Annoying behavior with Veeam / DirectNFS / Netapp e0M

[orb]

Hi,

We noticed a very annoying behaviour of the NetApp integration into the product.

Here is the situation, we have 2 proxy appliances. One does have a dedicated network for NFS access, the other does have only access to the e0M (MGMT interface) of the NetApp.
We discovered NFS permissions are automatically inserted to the /etc/exports (ro + root) if the proxy doesn’t have required access. Since the second proxy doesn’t have access to the NFS network, it finds itself added and connected to the management interface (e0M). This port is not suited for transfers since it does operate at 100Mbits.

They are 2 options to block traffic on the NetApp: options interface.blocked.nfs or interface.blocked.mgmt_data_traffic. Even if they are enabled to refuse connections, they are still added to the NFS exports.

In the meantime, we can only remove the proxy automatic selection to avoid this situation.

Please consider fixing this behaviour by adding a check if the interface is part of the mgmt, and also an option to disable the automatic insert in the /etc/exports. We are using netgroups and it creates quite a mess in our file.

Thank you,
Oli

[orb]

Case Opened : 01752798

[Vitaliy S.]

Hi Olivier,

Thanks for bringing this to our attention. Currently, the behavior you have described is indeed the expected one, however we are considering having an option that would allow to select which proxy servers can work with the storage.
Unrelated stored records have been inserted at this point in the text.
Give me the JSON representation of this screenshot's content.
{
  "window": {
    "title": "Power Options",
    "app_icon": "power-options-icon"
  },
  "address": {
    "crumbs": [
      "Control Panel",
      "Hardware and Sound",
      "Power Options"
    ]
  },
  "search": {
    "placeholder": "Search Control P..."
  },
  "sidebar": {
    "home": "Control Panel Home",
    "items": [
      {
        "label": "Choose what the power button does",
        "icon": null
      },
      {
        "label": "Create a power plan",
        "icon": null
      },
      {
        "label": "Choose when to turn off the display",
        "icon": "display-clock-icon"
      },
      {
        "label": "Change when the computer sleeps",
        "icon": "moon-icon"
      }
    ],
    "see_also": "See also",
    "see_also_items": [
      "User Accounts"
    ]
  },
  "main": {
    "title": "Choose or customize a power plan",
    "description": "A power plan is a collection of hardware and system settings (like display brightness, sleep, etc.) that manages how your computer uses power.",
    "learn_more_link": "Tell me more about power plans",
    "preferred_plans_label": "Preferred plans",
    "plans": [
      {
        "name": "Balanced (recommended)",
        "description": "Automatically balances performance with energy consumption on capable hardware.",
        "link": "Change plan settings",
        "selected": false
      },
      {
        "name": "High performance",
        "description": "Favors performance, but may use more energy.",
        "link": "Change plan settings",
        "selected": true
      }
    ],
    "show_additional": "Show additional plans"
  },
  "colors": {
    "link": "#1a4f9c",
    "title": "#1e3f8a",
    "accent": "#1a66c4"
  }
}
Hope that this should address your concern.

Thanks!

[orb]

Vitaly,

I would welcome such an option, would not it be better to check if the IP is registered to a Management interface ? Reading the option value might be too restrictive since you would denied the usage of some (or all) protocols for administration purposes.
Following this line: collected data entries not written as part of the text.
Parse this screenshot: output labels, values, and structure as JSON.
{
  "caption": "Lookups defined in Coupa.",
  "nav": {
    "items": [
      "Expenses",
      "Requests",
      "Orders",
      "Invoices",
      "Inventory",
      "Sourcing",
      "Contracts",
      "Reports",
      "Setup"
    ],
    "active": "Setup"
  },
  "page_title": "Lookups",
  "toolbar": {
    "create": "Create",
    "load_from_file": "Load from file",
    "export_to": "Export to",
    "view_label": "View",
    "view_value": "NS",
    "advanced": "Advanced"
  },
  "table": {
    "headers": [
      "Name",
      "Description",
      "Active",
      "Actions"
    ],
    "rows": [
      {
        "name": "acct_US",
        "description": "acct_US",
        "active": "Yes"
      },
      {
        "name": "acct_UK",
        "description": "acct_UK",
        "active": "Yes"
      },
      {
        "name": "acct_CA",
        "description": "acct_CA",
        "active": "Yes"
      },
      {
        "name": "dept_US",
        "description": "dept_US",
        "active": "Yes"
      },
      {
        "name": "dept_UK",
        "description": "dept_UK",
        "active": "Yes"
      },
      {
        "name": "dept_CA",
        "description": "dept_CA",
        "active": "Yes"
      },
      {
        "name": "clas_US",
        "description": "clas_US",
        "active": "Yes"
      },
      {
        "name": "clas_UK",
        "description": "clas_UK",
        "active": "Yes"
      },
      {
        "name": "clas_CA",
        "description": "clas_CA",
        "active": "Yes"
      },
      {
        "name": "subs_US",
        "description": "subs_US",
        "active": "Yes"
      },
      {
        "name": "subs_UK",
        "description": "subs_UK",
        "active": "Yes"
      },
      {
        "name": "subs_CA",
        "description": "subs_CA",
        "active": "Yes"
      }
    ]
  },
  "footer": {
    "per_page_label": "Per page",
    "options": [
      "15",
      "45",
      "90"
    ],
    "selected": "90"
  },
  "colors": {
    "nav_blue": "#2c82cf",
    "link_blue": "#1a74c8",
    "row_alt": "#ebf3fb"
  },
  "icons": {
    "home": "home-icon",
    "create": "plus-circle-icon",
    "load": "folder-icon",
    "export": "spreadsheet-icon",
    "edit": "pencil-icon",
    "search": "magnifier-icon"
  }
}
a registry setting to block exports insertion would be lovely too.

Oli

[Vitaliy S.]

Yes, other options might be indeed a better choice, but I'm just thinking on the most reliable and easy/quicker (keep in mind both dev and QA time) to deliver solution for your problem. Thanks for the suggestions though.

[orb]

And hope.it does not break people using the the management port without know it.

[orb]

Vitali,

It strikes to me on Netapp the cli cmd (and not only) exportfs -c IP,[:IP] volume allows to verify the AC against an existing volume. It could be be a way to handle existing netgroups usage and avoid unnecessary inserts.

Oli

[Vitaliy S.]

Oli, thanks for sharing this. I will give a heads up to our dev team.